Justiz: NRW-Verfassungsrichter befangen
Jürgen Brand will nicht über Klagen gegen die Kommunalwahl entscheiden, weil er in der SPD aktiv ist.
Münster/Düsseldorf. Der Streit um das Kommunalwahlgesetz in NRW und um den geplanten Wahltermin am 30. August zieht immer größere Kreise: Gestern erklärte sich der Richter am Landesverfassungsgericht Jürgen Brand für befangen und wird an den Beratungen zu den zwei anhängigen Klagen gegen das Gesetz nicht teilnehmen. Das ist ein bislang einmaliger Vorgang.
Brand hat seine Personalie selbst auf die Tagesordnung beim Verfassungsgericht gesetzt. Der Präsident des Landessozialgerichts in Essen ist seit rund 40 Jahren Mitglied der SPD und seit einiger Zeit Chef des Unterbezirks Hagen.
Vertreter der CDU hatten diese Konstellation in den vergangenen Tagen problematisiert. Denn in Münster werden bald wieder Klagen verhandelt, die die SPD zusammen mit den Grünen eingereicht hat.

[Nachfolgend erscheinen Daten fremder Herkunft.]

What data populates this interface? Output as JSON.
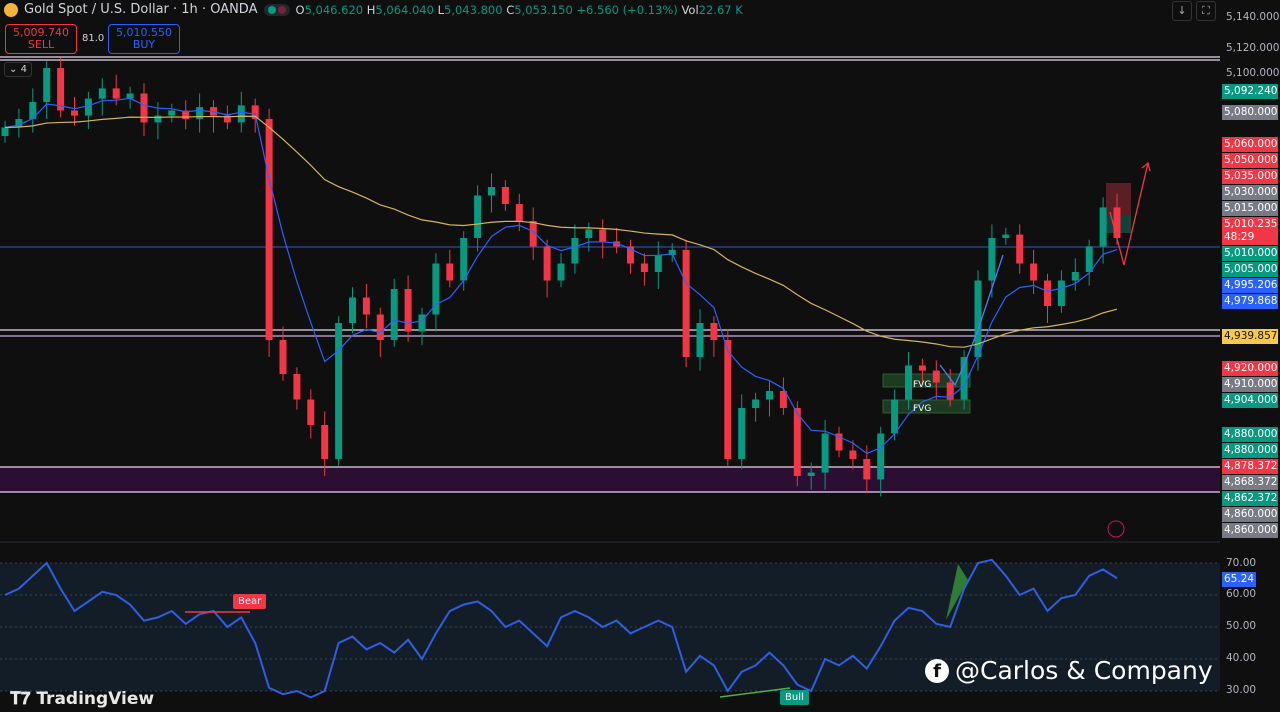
{
  "header": {
    "title": "Gold Spot / U.S. Dollar · 1h · OANDA",
    "open_label": "O",
    "open": "5,046.620",
    "high_label": "H",
    "high": "5,064.040",
    "low_label": "L",
    "low": "5,043.800",
    "close_label": "C",
    "close": "5,053.150",
    "change": "+6.560 (+0.13%)",
    "vol_label": "Vol",
    "vol": "22.67 K"
  },
  "trade": {
    "sell_price": "5,009.740",
    "sell_label": "SELL",
    "spread": "81.0",
    "buy_price": "5,010.550",
    "buy_label": "BUY"
  },
  "collapse": {
    "count": "4"
  },
  "toolbar": {
    "download_icon": "arrow-down-icon",
    "fullscreen_icon": "fullscreen-icon"
  },
  "colors": {
    "up": "#089981",
    "down": "#f23645",
    "ema_fast": "#2962ff",
    "ema_slow": "#d4b35a",
    "rsi": "#2f5fe0",
    "zone": "#2a0f33",
    "hline": "#e6d6f0"
  },
  "price_ticks": [
    "5,140.000",
    "5,120.000",
    "5,100.000"
  ],
  "price_labels": [
    {
      "text": "5,092.240",
      "color": "#089981"
    },
    {
      "text": "5,080.000",
      "color": "#787b86"
    },
    {
      "text": "5,060.000",
      "color": "#f23645"
    },
    {
      "text": "5,050.000",
      "color": "#f23645"
    },
    {
      "text": "5,035.000",
      "color": "#f23645"
    },
    {
      "text": "5,030.000",
      "color": "#787b86"
    },
    {
      "text": "5,015.000",
      "color": "#787b86"
    },
    {
      "text": "5,010.235",
      "color": "#f23645",
      "sub": "48:29"
    },
    {
      "text": "5,010.000",
      "color": "#089981"
    },
    {
      "text": "5,005.000",
      "color": "#089981"
    },
    {
      "text": "4,995.206",
      "color": "#2962ff"
    },
    {
      "text": "4,979.868",
      "color": "#2962ff"
    },
    {
      "text": "4,939.857",
      "color": "#f7c948",
      "dark": true
    },
    {
      "text": "4,920.000",
      "color": "#f23645"
    },
    {
      "text": "4,910.000",
      "color": "#787b86"
    },
    {
      "text": "4,904.000",
      "color": "#089981"
    },
    {
      "text": "4,880.000",
      "color": "#089981"
    },
    {
      "text": "4,880.000",
      "color": "#089981"
    },
    {
      "text": "4,878.372",
      "color": "#f23645"
    },
    {
      "text": "4,868.372",
      "color": "#787b86"
    },
    {
      "text": "4,862.372",
      "color": "#089981"
    },
    {
      "text": "4,860.000",
      "color": "#787b86"
    },
    {
      "text": "4,860.000",
      "color": "#787b86"
    }
  ],
  "annotations": {
    "fvg1": "FVG",
    "fvg2": "FVG",
    "bear": "Bear",
    "bull": "Bull"
  },
  "rsi_ticks": [
    "70.00",
    "60.00",
    "50.00",
    "40.00",
    "30.00"
  ],
  "rsi_value": "65.24",
  "watermark": "TradingView",
  "credit": "@Carlos & Company",
  "chart_data": {
    "type": "candlestick",
    "title": "Gold Spot / U.S. Dollar · 1h · OANDA",
    "ylim": [
      4840,
      5150
    ],
    "closes": [
      5075,
      5080,
      5090,
      5110,
      5085,
      5082,
      5092,
      5098,
      5092,
      5095,
      5078,
      5082,
      5085,
      5080,
      5087,
      5082,
      5078,
      5088,
      5080,
      4950,
      4930,
      4915,
      4900,
      4880,
      4960,
      4975,
      4965,
      4950,
      4980,
      4955,
      4965,
      4995,
      4985,
      5010,
      5035,
      5040,
      5030,
      5020,
      5005,
      4985,
      4995,
      5010,
      5015,
      5008,
      5005,
      4995,
      4990,
      5000,
      5003,
      4940,
      4960,
      4950,
      4880,
      4910,
      4915,
      4920,
      4910,
      4870,
      4872,
      4895,
      4885,
      4880,
      4868,
      4895,
      4915,
      4935,
      4932,
      4925,
      4915,
      4940,
      4985,
      5010,
      5012,
      4995,
      4985,
      4970,
      4985,
      4990,
      5005,
      5028,
      5010
    ],
    "open_first": 5070,
    "horizontal_levels": [
      5117,
      4941,
      4937,
      5000
    ],
    "zone": [
      4862.372,
      4878.372
    ],
    "rsi": {
      "ylim": [
        25,
        75
      ],
      "bands": [
        30,
        70
      ],
      "values": [
        60,
        62,
        66,
        70,
        62,
        55,
        58,
        61,
        60,
        57,
        52,
        53,
        55,
        51,
        54,
        55,
        50,
        53,
        45,
        31,
        29,
        30,
        28,
        30,
        45,
        47,
        43,
        45,
        42,
        46,
        40,
        48,
        55,
        57,
        58,
        55,
        50,
        52,
        48,
        44,
        53,
        55,
        53,
        50,
        52,
        48,
        50,
        52,
        50,
        36,
        41,
        38,
        30,
        36,
        38,
        42,
        38,
        32,
        30,
        40,
        38,
        41,
        37,
        44,
        52,
        56,
        55,
        51,
        50,
        62,
        70,
        71,
        66,
        60,
        62,
        55,
        59,
        60,
        66,
        68,
        65.24
      ]
    }
  }
}
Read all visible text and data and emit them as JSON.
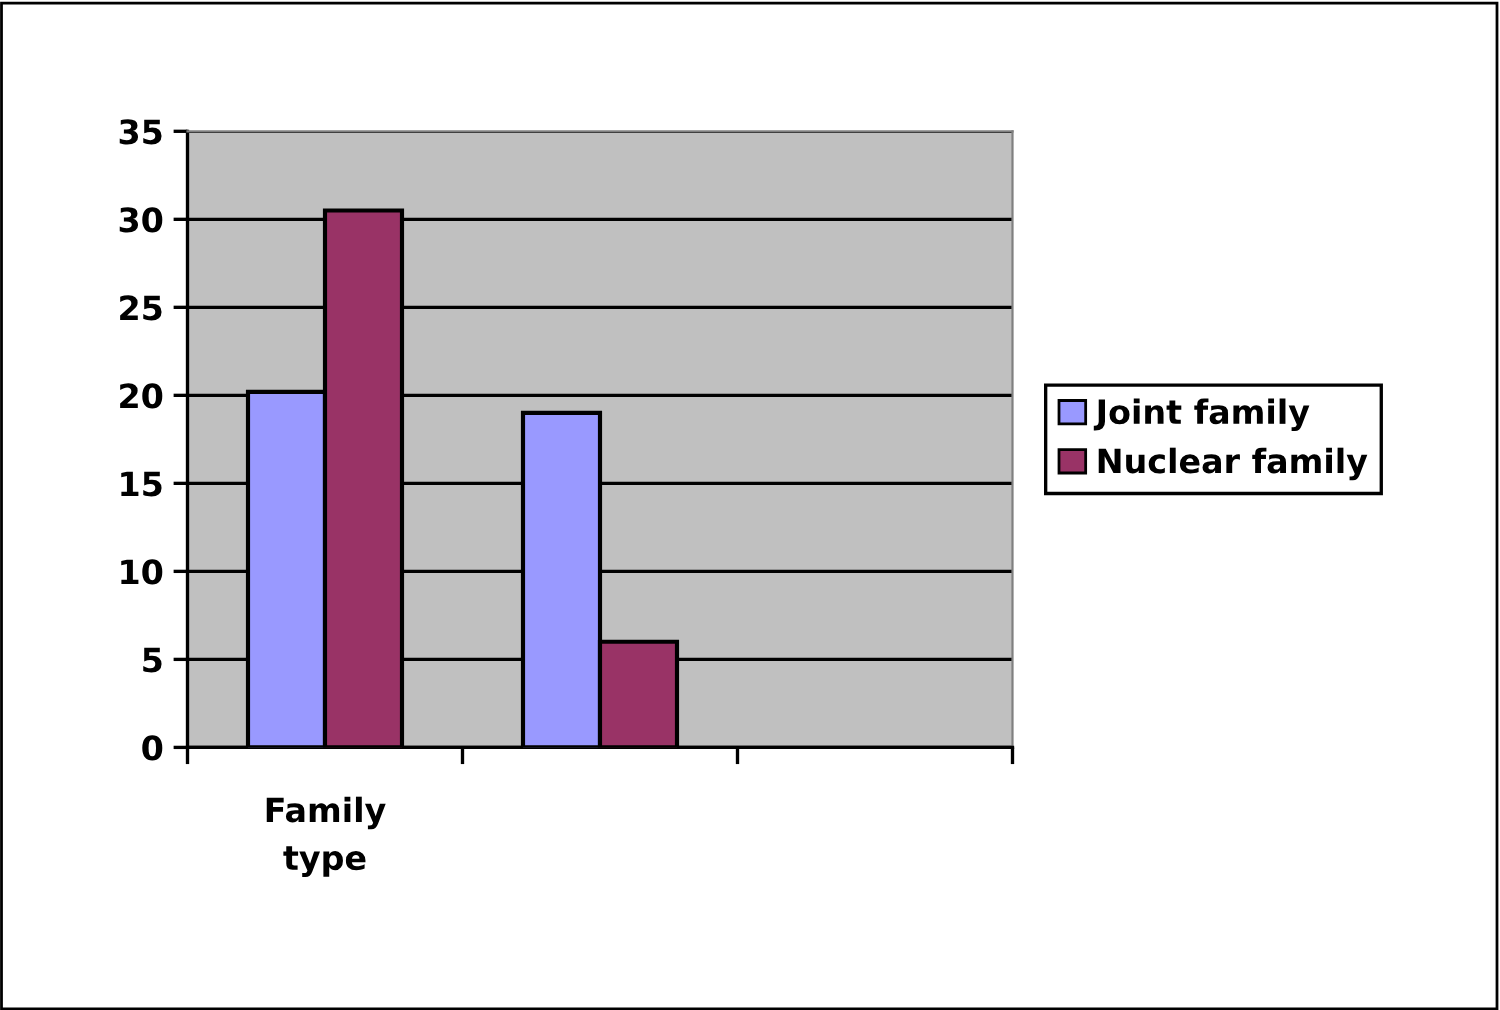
{
  "chart_data": {
    "type": "bar",
    "categories": [
      "Family\ntype",
      null,
      null
    ],
    "series": [
      {
        "name": "Joint family",
        "color": "#9999ff",
        "values": [
          20.2,
          19,
          null
        ]
      },
      {
        "name": "Nuclear family",
        "color": "#993366",
        "values": [
          30.5,
          6,
          null
        ]
      }
    ],
    "ylim": [
      0,
      35
    ],
    "yticks": [
      0,
      5,
      10,
      15,
      20,
      25,
      30,
      35
    ],
    "grid": "y",
    "legend": "right"
  }
}
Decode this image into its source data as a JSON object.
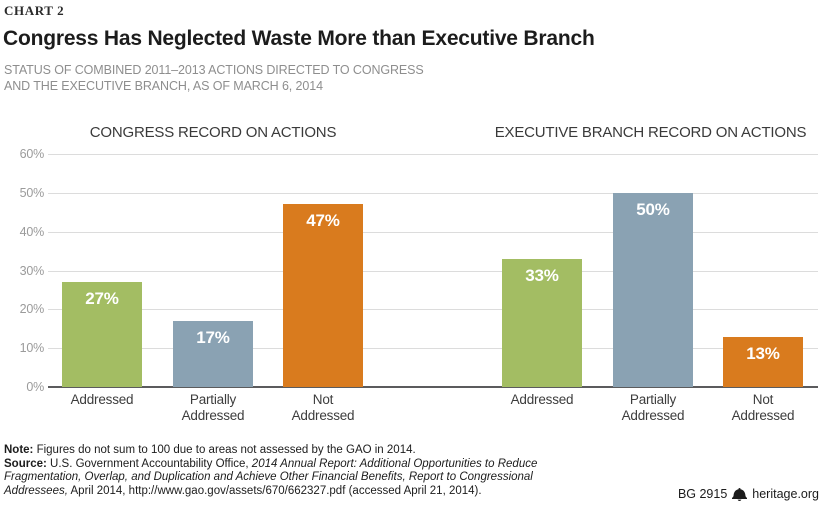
{
  "header": {
    "eyebrow": "CHART 2",
    "title": "Congress Has Neglected Waste More than Executive Branch",
    "subtitle": "STATUS OF COMBINED 2011–2013 ACTIONS DIRECTED TO CONGRESS\nAND THE EXECUTIVE BRANCH, AS OF MARCH 6, 2014"
  },
  "chart_data": {
    "type": "bar",
    "groups": [
      {
        "title": "CONGRESS RECORD ON ACTIONS",
        "categories": [
          "Addressed",
          "Partially Addressed",
          "Not Addressed"
        ],
        "values": [
          27,
          17,
          47
        ]
      },
      {
        "title": "EXECUTIVE BRANCH RECORD ON ACTIONS",
        "categories": [
          "Addressed",
          "Partially Addressed",
          "Not Addressed"
        ],
        "values": [
          33,
          50,
          13
        ]
      }
    ],
    "value_suffix": "%",
    "ylim": [
      0,
      60
    ],
    "ytick_step": 10,
    "yticks": [
      "0%",
      "10%",
      "20%",
      "30%",
      "40%",
      "50%",
      "60%"
    ],
    "grid": true,
    "legend": "none",
    "bar_colors": [
      "#a3bd63",
      "#8aa2b3",
      "#d97b1e"
    ],
    "bar_color_meaning": {
      "Addressed": "#a3bd63",
      "Partially Addressed": "#8aa2b3",
      "Not Addressed": "#d97b1e"
    }
  },
  "footer": {
    "note_label": "Note:",
    "note_text": " Figures do not sum to 100 due to areas not assessed by the GAO in 2014.",
    "source_label": "Source:",
    "source_pre": " U.S. Government Accountability Office, ",
    "source_italic": "2014 Annual Report: Additional Opportunities to Reduce Fragmentation, Overlap, and Duplication and Achieve Other Financial Benefits, Report to Congressional Addressees,",
    "source_post": " April 2014, http://www.gao.gov/assets/670/662327.pdf (accessed April 21, 2014).",
    "credit_id": "BG 2915",
    "credit_site": "heritage.org"
  },
  "colors": {
    "title_text": "#1c1c1c",
    "subtitle_text": "#8e8e8e",
    "gridline": "#dcdcdc",
    "axis_line": "#5b5b5d",
    "tick_text": "#9b9b9b",
    "bar_value_text": "#ffffff",
    "green": "#a3bd63",
    "blue_gray": "#8aa2b3",
    "orange": "#d97b1e"
  }
}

Sie wollen die Abschaffung der Stichwahl bei der Direktwahl für Oberbürgermeister, Bürgermeister und Landräte rückgängig machen und den von der schwarz-gelben Landesregierung angesetzten Kommunalwahltermin am 30. August kippen. Beide Klagen werden von SPD-Kampagnen begleitet, die die Basis - somit auch Brand in seinem Parteiamt - unterstützt.
Der Rückzug ist brisant. Denn normalerweise springt in einem solchen Fall nahtlos der Stellvertreter ein. Der heißt in diesem Fall Thomas Griese und winkte gestern ebenfalls ab. Denn Griese ist zwar einerseits Arbeitsrichter in Aachen, andererseits aber auch Grünen-Politiker.
Als solcher avancierte er einst unter der damaligen Umweltministerin Bärbel Höhn (Grüne) zum Staatssekretär und ist heute Spitzenkandidat seiner Partei in der Städteregion Aachen. Auch er hält sich wegen seiner exponierten parteipolitischen Position für befangen.
Die Klage aus der Politik ist also bei den Top-Repräsentanten der NRW-Justiz zum Politikum geworden. Wer jetzt bei den Verhandlungen über die Klagen den Platz von Brand einnehmen wird, ist offen.
Normalerweise muss der nächst dienstälteste unter den sechs verbliebenen stellvertretenden Landesverfassungsrichtern nun berufen werden. Wer das sein wird, sei noch unklar", sagte ein Sprecher des Landesverfassungsgerichts. Denn allesamt sind sie Parteien zurechenbar.
Das liegt an der bisherigen Berufungspraxis des Gerichts. Der Senat hat sieben Mitglieder, drei davon natürliche, vier berufene. Die drei natürlichen Mitglieder sind der Präsident des Oberverwaltungsgerichts Münster, der auch Verfassungsgerichtspräsident ist, sowie die beiden lebensältesten Präsidenten an den drei Oberlandesgerichten.
Die vier berufenen werden für sechs Jahre vom Landtag ernannt. Dafür bedarf es jeweils einer Zweidrittel-Mehrheit - um Parteistreitigkeiten wie jetzt zu vermeiden. Dabei gilt der Parteienproporz.
Doch nach dem Rückzug von Brand meldet sich nun auch die SPD zu Wort. Sie fordert ihrerseits den Rückzug von Verfassungsrichterin Barbara Dauner-Lieb. Sie ist stellvertretende Chefin des Landesarbeitskreises Christlich-Demokratischer Juristen und berät die CDU-Landtagsfraktion in juristischen Fragen. Chef dort ist Peter Biesenbach, Parlamentarischer Geschäftsführer der CDU-Fraktion. Die Fraktion verteidigt die bisherigen Kommunalwahlregeln.
SPD und Grüne hatten in einer ersten Klage gegen den ursprünglichen Wahltermin in Münster Erfolg gehabt. Er war für den 7. Juni angesetzt.